Due to those very limited amenities you become a completely diurnal creature,
rising at 5am to watch the sun rise and collapsing in bed around half past 7,
the disappearance of the sun draining any remaining energy from your body. This
back to basics approach is in keeping with the simple lives that people live
there and is in stark contrast to Macchu Piccu World™.
Some
say that the actual lost city itself is an anti-climax after the stunning walk.
Don’t listen to them. I’ve included some pictures as I’m not sure I’m equipped
to describe how beautiful it is. Not just that: the reverence that people have
for the place imbues it with a calming effect; I could have stayed there for
days.
After
getting back to Santa Marta, I firstly had to check myself in to the poshest
hostel in Colombia, where the plan was to rehabilitate by the pool for several
days. In the end I managed less than a day – there’s too much life on the coast
to sit by a pool with privileged Australian school dropouts. Through
couchsurfing I got in contact with a local who invited me over for a games
night with her and her friends, which somehow turned into an all-night
session involving one of them eating a worm out of a tequila bottle ( http://en.wikipedia.org/wiki/Mezcal) and table-top renditions of Bohemian Rhapsody, before some truly outrageous salsa dancing in "The door" ("La Puerta" - the place to be seen in Santa Marta). Quiet night in indeed; I was beginning to think that costeños don't understand the concept.
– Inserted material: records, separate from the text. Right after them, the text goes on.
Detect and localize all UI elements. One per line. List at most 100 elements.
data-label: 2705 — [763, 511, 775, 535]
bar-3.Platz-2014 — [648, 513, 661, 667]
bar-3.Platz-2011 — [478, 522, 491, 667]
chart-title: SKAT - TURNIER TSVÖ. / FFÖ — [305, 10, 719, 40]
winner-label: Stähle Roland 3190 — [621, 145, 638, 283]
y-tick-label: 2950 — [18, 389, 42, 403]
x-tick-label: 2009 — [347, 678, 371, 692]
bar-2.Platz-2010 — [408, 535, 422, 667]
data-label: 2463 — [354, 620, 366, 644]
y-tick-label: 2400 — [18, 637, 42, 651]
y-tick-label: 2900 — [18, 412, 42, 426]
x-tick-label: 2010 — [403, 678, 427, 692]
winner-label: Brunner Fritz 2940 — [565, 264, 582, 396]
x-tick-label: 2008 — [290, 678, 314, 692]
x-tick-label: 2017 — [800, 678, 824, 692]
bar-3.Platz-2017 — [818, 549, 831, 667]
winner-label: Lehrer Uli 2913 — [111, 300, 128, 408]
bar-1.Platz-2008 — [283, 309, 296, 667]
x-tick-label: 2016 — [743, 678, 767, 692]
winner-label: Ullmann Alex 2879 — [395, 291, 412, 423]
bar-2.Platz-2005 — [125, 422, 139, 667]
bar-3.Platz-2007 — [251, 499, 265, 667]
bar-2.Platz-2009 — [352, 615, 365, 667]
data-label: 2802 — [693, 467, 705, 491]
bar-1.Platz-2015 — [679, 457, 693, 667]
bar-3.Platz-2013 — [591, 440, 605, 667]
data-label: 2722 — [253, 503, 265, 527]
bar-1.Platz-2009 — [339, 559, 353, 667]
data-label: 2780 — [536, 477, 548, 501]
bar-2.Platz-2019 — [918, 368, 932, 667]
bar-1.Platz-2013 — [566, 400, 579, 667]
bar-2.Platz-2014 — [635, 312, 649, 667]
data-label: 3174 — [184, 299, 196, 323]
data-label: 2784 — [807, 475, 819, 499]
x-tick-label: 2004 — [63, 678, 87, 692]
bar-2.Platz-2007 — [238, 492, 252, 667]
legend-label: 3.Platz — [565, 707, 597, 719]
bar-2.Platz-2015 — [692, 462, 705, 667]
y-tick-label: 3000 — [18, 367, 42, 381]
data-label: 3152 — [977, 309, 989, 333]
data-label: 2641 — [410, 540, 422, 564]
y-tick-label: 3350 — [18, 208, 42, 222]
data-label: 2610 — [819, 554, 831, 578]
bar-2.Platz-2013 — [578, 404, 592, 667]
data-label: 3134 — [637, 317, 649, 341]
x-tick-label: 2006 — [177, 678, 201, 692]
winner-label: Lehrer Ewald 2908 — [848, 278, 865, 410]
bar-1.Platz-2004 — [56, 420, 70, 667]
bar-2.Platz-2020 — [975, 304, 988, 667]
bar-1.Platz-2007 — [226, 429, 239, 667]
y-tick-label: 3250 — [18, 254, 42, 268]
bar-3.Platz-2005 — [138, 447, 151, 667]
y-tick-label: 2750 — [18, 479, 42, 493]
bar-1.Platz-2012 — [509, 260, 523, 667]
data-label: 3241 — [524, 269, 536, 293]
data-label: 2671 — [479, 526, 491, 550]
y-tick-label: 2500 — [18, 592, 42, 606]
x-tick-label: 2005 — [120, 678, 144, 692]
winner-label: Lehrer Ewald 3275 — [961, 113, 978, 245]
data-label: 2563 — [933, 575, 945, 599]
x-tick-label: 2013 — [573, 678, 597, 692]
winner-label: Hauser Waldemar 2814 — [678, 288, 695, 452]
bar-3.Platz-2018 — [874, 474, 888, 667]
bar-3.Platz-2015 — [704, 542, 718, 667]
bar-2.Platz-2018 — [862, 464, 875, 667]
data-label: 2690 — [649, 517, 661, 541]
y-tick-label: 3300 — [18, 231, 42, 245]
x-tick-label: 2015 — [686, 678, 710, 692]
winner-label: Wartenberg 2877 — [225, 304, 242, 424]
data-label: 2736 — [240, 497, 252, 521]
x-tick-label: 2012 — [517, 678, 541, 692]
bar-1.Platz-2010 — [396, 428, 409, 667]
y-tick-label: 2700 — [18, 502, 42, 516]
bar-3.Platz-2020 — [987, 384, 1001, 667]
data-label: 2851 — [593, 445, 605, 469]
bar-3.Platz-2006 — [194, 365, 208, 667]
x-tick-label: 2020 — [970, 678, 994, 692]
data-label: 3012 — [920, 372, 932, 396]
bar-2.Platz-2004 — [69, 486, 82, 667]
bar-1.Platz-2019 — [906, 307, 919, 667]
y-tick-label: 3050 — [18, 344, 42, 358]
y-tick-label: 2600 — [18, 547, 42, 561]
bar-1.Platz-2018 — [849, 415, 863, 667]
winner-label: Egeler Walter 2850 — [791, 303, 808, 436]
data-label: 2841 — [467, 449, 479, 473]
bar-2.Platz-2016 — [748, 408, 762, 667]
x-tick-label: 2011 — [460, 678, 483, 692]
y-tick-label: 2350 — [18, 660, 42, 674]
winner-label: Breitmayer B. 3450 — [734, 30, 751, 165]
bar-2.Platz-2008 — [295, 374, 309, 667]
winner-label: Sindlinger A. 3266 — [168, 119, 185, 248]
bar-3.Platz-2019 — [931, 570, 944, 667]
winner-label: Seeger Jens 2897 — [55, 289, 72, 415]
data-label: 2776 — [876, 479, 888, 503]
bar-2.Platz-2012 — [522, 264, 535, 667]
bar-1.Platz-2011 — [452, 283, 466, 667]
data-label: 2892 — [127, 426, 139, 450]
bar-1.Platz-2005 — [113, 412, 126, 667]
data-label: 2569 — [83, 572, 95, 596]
The kindness of Colombians led to me staying in my board game friend’s house for a couple of nights and leaving my bag there whilst I scooted for a trip to the otherworldly coastal nature reserve Parque Tayrona, yet another area of stunning natural beauty in that part of the world, with yet more hammocks strung up by beaches so beautiful they're almost unrealistic and crystal clear lukewarm water. By this stage I was starting to get used to it. The walk to the main campsite snakes through huge areas of coconut trees, where visitors step over busy leaf-carrier ants and duck under passing monkeys, as if it were the most normal thing in the world.
And then, as quickly as my coastal adventure began, it came juddering to a halt. As I sat on the beach waiting for my flight to Bogota (another thing that people there seem to think is normal), I wondered what kind of lorry Caribbean Colombia had run me over with. One thing was clear though, I wanted to be run over again, and soon.